Will chocolate go the way of the tasteless tomato? Climate change is pushing chocolate growers to embrace newer clones, many of which are less flavoursome than the older, more disease-prone varieties.
Our continuing love of all things chocolate and the growing taste for chocolate among Chinese and Indians threatens world supply, with predictions that supply will be outstripped by demand within 5 years. But it may be that only the bland, less interesting and less tasty varieties will survive as well. Just like those plastic, strangely red but entirely tasteless tomatoes in our supermarkets, chocolates could become more about guaranteed supply and looks, than taste.
Mass-produced chocolate mostly uses cacao beans from a hybrid called CCN-51. It’s been around for 50 years or more and the plants are still highly productive, even in warming climates. But producers or fine chocolates like members of the Fine Chocolate Industry Association don’t use beans from these mass-production hybrids, preferring the delicate flavour differences created by a variety of growing areas, older hybrids, and specific cultural practises.

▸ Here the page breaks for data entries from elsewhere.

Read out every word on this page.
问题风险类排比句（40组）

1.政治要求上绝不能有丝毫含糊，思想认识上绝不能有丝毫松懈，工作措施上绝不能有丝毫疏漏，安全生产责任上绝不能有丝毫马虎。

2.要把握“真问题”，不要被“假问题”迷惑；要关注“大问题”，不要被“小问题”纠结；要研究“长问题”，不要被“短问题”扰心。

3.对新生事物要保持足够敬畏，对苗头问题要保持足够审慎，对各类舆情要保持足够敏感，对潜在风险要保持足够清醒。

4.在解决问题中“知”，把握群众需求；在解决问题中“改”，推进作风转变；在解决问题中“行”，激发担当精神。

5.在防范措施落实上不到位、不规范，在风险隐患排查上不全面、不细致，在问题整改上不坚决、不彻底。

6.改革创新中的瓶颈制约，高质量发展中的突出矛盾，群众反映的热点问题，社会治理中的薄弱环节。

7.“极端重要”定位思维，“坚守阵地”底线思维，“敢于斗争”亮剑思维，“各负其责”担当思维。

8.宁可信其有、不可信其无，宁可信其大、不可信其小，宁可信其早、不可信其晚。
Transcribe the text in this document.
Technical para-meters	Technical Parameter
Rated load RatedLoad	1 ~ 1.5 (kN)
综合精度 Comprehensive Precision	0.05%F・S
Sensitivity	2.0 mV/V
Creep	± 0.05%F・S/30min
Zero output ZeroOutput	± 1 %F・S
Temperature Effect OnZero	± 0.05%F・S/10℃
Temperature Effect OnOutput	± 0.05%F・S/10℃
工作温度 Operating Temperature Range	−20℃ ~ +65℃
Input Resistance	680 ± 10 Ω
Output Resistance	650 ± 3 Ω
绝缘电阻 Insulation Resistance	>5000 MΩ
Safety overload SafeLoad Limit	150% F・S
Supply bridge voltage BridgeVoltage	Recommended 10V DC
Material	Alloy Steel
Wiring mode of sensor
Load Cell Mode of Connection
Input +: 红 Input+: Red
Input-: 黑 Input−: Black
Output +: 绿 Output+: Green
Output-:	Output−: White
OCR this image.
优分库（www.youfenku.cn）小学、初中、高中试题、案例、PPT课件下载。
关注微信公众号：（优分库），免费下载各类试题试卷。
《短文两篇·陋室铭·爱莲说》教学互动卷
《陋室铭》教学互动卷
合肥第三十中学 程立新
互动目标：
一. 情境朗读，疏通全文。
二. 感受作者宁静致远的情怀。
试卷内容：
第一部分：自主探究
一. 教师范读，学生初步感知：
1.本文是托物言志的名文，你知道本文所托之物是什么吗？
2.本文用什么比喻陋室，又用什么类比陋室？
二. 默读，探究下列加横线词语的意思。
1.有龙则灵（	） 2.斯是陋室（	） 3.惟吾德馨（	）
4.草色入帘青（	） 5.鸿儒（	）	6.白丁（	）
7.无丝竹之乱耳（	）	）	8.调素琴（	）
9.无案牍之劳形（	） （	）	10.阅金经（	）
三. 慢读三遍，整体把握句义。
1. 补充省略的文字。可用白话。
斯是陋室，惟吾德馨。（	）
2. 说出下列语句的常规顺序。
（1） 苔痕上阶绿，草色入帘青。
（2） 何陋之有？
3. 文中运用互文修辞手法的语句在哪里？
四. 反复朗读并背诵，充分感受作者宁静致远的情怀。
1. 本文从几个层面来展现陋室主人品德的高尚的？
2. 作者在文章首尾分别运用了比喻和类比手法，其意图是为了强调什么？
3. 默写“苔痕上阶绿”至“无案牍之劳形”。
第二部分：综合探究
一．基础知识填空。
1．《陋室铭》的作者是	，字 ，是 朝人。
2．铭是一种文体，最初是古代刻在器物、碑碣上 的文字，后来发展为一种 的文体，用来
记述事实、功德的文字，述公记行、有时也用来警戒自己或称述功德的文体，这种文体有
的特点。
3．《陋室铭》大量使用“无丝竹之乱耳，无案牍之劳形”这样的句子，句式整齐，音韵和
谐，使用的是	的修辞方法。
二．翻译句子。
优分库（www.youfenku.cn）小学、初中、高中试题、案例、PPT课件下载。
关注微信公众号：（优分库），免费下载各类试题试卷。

If you were a cacao grower and could swap your older, less-productive and more disease-prone trees, often only returning 65% of usable beans, for a more reliable hybrid, what would you do?
The Heirloom Cacao Preservation Initiative hopes to stem the substitution tide and reward growers who retain their old trees by recognising their heirloom status. There’s also the Cacao Genetic Improvement Program in Costa Rica, which has been introducing older heirloom plants into the breeding of modern clones to improve flavour.